Sunday, October 19, 2008

Someone Who Deserves More

Over the weekend, I met a man named Howard. He's 33, which, by today's standards, is very young. Yet, he seems so much older. While he shared some of his deepest, most personal thoughts, which I am now broadcasting on the internet, he admittedly is very shy. Howard is the type of man I can see, very carefully, making dinner for one, and settling down to watch the History Channel in the evenings. Despite the fact that he wants to settle down with the right woman and have a family, unlike most men in his age group in major metropolitan areas, he is not married, has never had a girlfriend, and is still a virgin. He is a man of utmost conviction. That I know of, he has never compromised his integrity to God or to himself. He admitted that he has thought many times of entering the priesthood, but knows that cannot give up his dream of having a family. In my eyes, Howard is not a particularly attractive man, but not unattractive. He is tall, large framed, and has a pleasant laugh and a friendly face. His eyes are especially kind, but have a hint of something else--a certain sadness that isn't perceptible upon first glance. He seems downtrodden. And it is nothing less than heartbreaking to watch.
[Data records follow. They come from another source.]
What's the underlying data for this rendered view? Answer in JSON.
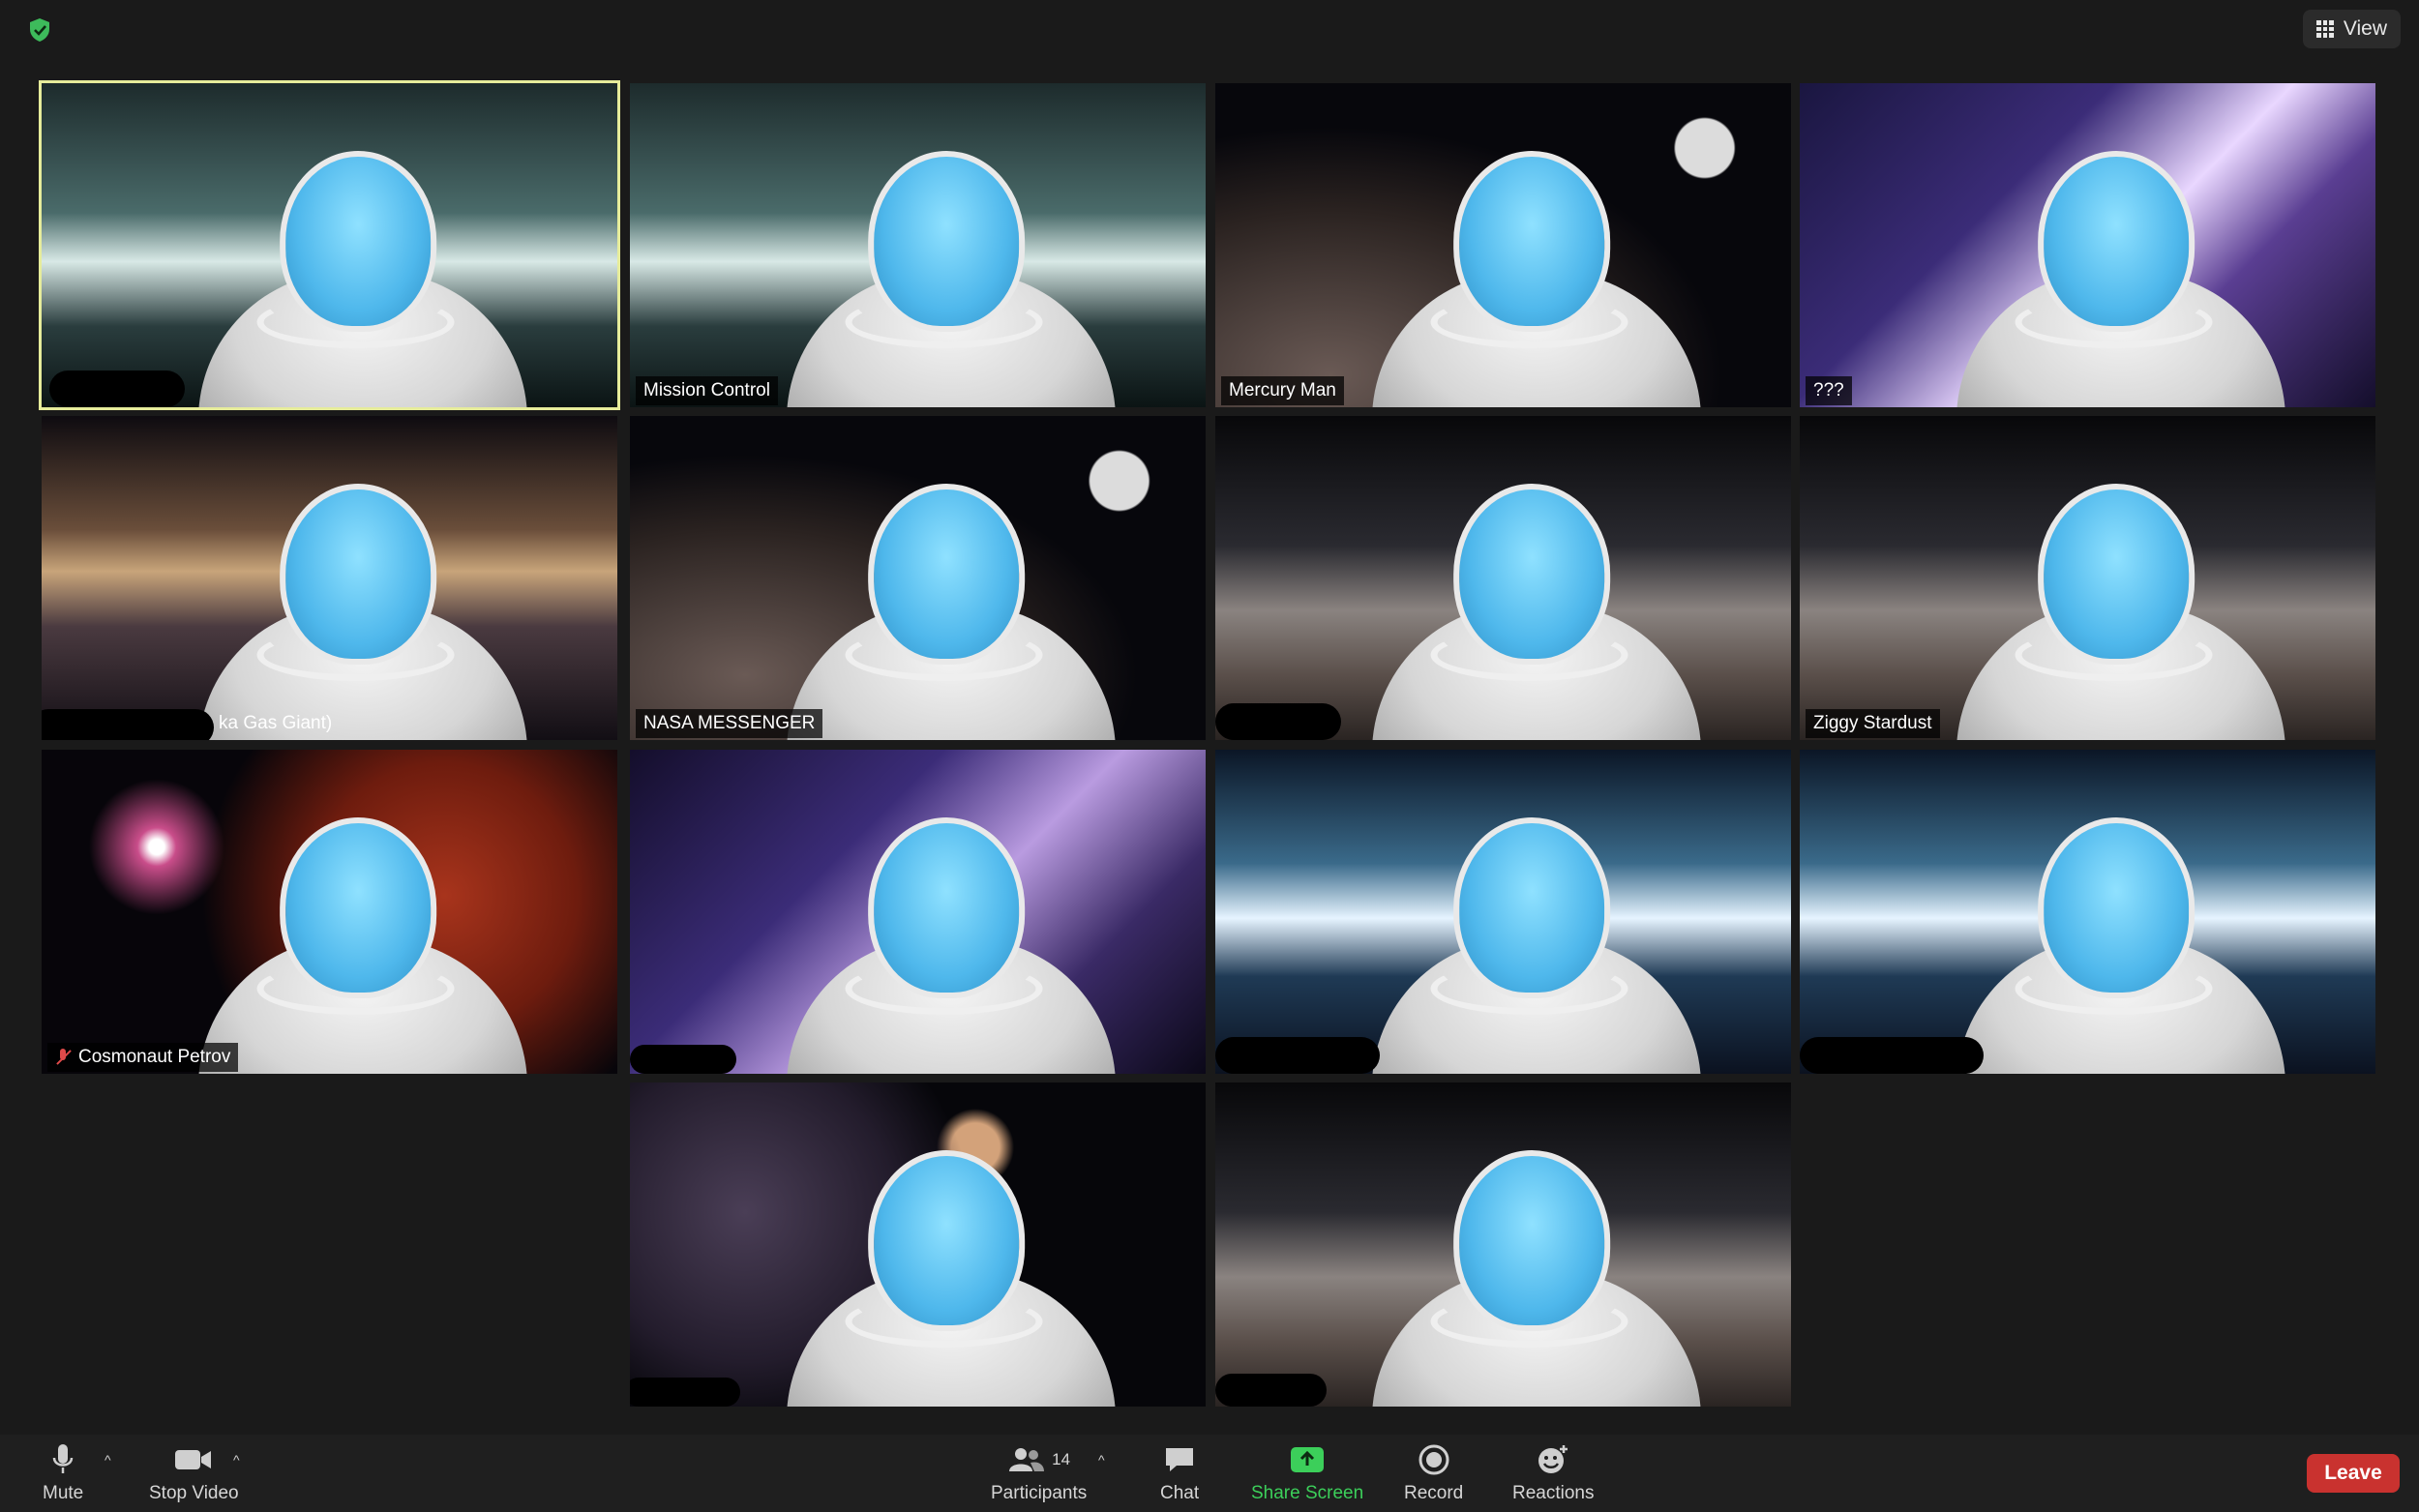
{
  "window": {
    "view_label": "View"
  },
  "tiles": [
    {
      "name": "",
      "theme": "corridor"
    },
    {
      "name": "Mission Control",
      "theme": "corridor"
    },
    {
      "name": "Mercury Man",
      "theme": "space"
    },
    {
      "name": "???",
      "theme": "city"
    },
    {
      "name": "ka Gas Giant)",
      "theme": "cloudcity"
    },
    {
      "name": "NASA MESSENGER",
      "theme": "space"
    },
    {
      "name": "",
      "theme": "desert"
    },
    {
      "name": "Ziggy Stardust",
      "theme": "desert"
    },
    {
      "name": "Cosmonaut Petrov",
      "theme": "redplanet"
    },
    {
      "name": "",
      "theme": "city"
    },
    {
      "name": "",
      "theme": "hangar"
    },
    {
      "name": "",
      "theme": "hangar"
    },
    {
      "name": "",
      "theme": "nebula"
    },
    {
      "name": "",
      "theme": "desert"
    }
  ],
  "toolbar": {
    "mute_label": "Mute",
    "stop_video_label": "Stop Video",
    "participants_label": "Participants",
    "participants_count": "14",
    "chat_label": "Chat",
    "share_label": "Share Screen",
    "record_label": "Record",
    "reactions_label": "Reactions",
    "leave_label": "Leave"
  },
  "colors": {
    "active_speaker_border": "#e6ec9b",
    "share_green": "#3ccf5a",
    "leave_red": "#c9322f",
    "secure_green": "#3dbb5b"
  }
}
This is a man who has so much to offer, and has truly lived his life at God's mercy, and, so far, that life has not included that which his heart desires, which is the noblest thing I know of. Dating experts, image consultants and anyone who proclaims to know "what women want," could provide a thousand reasons why Howard is single. He is too shy, perhaps he isn't the take-charge kind of guy. Maybe he's a bit nervous, and socially awkward. Maybe not dating enough has caused him to approach the opposite sex with trepidation, and, like how babies become disgruntled when held by people who feel uncomfortable around babies, women react adversely when they subconsciously pick up on Howard's nervousness. Maybe Howard doesn't know how to dance, and he needs Will Smith to teach him. Maybe the women that are drawn to Howard have different romantic goals than he does. Maybe they view sex differently than he does...I spent my weekend trying to think of ways in which, like Will Smith, I could comb Howard into a person that beautiful women would want to fall in love with. Because, let's face it, ladies--we need more men like Howard to to marry us, to raise our children, and to remind us that being a man means coming home to the same woman every night, making a living for his children, and never compromising his values. As Barack Obama once said, we need less baby daddies, and more fathers.

But, now that I think about it, that was actually pretty selfish of me. Howard even mentioned how he keeps politely declining a female friend's offers to "hook him up," and I missed his point entirely. Howard will not settle. He doesn't need or want to change himself in order to become someone he believes to be deserving of great love.

And now, as I sit here, in the dark, writing in exhaustion, unable to sleep because every time I close my eyes, I think of Howard sitting next to the campfire, enjoying the presence of others, but keeping to himself. As I drank too much wine and belted out the lyrics to "Sweet Caroline," and "I Will Survive," Howard sat, contemplating his own life as he stared into the glowing embers, whose warm glow caused everyone else to lower their inhibitions just a little bit.

As I recall Howard's silence, I'm filled with a deep sadness. I know Howard deserves so much more. And I admire him, I truly admire him for having such strong convictions, and for never compromising them.

Although it is the image of Howard's face that has been burned into my mind that reduces me to this blubbering mess, I know that I am not only crying for Howard, but for myself, too, and the parts of me that I see reflected in Howard, and also the parts of me that aren't enough like Howard. And for the fear that I could "end up," just like him.